According to prosecutors, McAlanis watched the chaos at the Capitol unfold for about 4 hours before deciding to join the fray.

“What distinguishes this defendant from so many others is that he was present on the grounds of the U.S. Capitol for a period of four hours before he ever approached the building,” Assistant U.S. Attorney Anita Eve said at McAlanis’ sentencing hearing Tuesday, adding that he had the opportunity to “witness the evolution of the overtaking of the Capitol on Jan. 6” and still chose to participate.

“He sat around, let somebody else do all the ugly business of things, and then took advantage of the fact that, ‘Okay, it’s safe for me to go in there,’ but there’s an awareness on his part” that he wasn’t allowed in the building, Eve said.

He didn’t commit any acts of overt violence when he joined a crowd of Trump supporters that entered the Capitol, and he didn’t destroy any property.

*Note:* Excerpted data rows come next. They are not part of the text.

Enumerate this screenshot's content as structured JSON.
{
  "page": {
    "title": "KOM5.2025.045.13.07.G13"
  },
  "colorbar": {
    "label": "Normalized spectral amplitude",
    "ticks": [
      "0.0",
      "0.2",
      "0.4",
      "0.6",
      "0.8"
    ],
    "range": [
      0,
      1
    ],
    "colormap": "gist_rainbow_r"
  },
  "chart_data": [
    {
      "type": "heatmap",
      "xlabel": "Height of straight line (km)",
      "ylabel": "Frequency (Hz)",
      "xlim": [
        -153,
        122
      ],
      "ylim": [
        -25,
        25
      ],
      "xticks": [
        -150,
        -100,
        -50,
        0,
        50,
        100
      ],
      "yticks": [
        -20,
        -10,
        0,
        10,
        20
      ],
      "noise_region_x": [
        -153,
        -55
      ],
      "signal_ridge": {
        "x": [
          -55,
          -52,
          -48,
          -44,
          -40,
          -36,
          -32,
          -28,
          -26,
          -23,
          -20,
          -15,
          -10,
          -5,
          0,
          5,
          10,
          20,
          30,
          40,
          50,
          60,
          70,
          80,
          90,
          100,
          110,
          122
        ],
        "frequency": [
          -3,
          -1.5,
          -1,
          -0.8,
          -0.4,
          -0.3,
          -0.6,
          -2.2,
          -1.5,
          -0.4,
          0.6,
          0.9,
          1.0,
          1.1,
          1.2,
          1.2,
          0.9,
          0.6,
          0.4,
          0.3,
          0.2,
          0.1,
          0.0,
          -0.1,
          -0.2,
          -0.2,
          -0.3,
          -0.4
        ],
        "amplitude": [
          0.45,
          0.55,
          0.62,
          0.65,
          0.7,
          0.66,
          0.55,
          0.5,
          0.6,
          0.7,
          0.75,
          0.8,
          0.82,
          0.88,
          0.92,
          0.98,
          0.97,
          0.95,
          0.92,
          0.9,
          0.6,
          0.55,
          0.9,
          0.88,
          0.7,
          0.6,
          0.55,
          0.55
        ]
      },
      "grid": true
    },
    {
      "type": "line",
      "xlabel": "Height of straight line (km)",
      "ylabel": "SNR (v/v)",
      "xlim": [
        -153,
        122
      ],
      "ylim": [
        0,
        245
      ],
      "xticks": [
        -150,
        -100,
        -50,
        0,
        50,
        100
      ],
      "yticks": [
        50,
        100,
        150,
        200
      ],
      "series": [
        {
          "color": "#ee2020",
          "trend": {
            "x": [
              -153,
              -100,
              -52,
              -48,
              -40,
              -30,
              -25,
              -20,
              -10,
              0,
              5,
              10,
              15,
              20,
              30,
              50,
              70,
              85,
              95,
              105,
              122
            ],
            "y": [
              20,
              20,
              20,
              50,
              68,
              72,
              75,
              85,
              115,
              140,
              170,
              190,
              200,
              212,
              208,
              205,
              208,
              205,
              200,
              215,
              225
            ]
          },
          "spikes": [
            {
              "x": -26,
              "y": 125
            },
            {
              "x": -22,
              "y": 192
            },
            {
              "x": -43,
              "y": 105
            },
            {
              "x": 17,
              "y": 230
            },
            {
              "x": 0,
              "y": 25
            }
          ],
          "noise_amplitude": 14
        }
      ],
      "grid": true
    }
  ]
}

Although he was among the mob that breached the Capitol as Congress was attempting to certify Joe Biden’s win in the 2020 presidential election, McAlanis insisted that while inside the building, he actually tried to get some of the rioters to behave themselves.

“I helped Capitol police that day,” McAlanis told U.S. District Judge Dabney Friedrich at Tuesday’s hearing. McAlanis said that he handed police various items that belonged to them.

“I was not part of what was going on there,” said McAlanis, who stayed inside the breached building for 10 to 15 minutes. “I didn’t believe in that.”

McAlanis said that once he entered the Rotunda, which he reached by walking past multiple police officers who had been unable to hold back the crowd, he moved brass barriers to the side of the room because he feared that someone might use them in a “violent way.”

He said that he asked a fellow rioter who was climbing a wall in the building to get down because, in his words, “I don’t believe in that.”

He pleaded guilty in November to one count of parading, demonstrating, or picketing in the Capitol building. That charge carries a maximum jail sentence of six months.

Prosecutors had recommended a sentence of 60 days of home detention, 36 months of probation, 60 hours of community service, and $500 in restitution. McAlanis had requested a sentence of probation only.

Prosecutors admitted that while they didn’t have evidence to refute McAlanis’s claims that he tried to “neutralize the situation” inside the Capitol, they also hadn’t been able to corroborate it.

Nonetheless, Friedrich declined to restrict McAlanis to home detention as the government had requested, and sentenced him to two years of probation and 60 hours of community service.

McAlanis had previously agreed to pay the $500 in restitution for damage to the Capitol that has become a standard part of many Jan. 6-related plea deals.

“Looking at similar cases, I’ve sentenced several defendants who I view as very similar in many respects to Mr. McAlanis,” Friedrich said. “While they may not have been outside the Capitol for as long as Mr. McAlanis, several if not all of them also saw broken glass, heard alarms, and he, unlike them, did seem to take steps to calm the mob inside the Capitol, so I credit him for that.”

Friedrich said that McAlanis’ actions didn’t warrant any type of incarceration.

“[His] role relative to many rioters was minimal in my view,” Friedrich, a Trump appointee, said, later adding: “Based on a review of many many videos relating to this riot, he appears to be one of the least culpable defendants.”

Friedrich noted that McAlanis lost his job after his arrest for participating in the Capitol siege: he was previously a financial planner for an insurance company, and now works part-time delivering pizzas for a local restaurant.

Friedrich’s two-year probation sentence for the defendant—whom she described as very “civic minded” and involved with his community—means that she will not have oversight of McLanis through the next presidential election. Other federal judges in Jan. 6 cases have taken a different approach.

At the end of the hearing, prosecutors dismissed the remaining misdemeanor charges against McAlanis.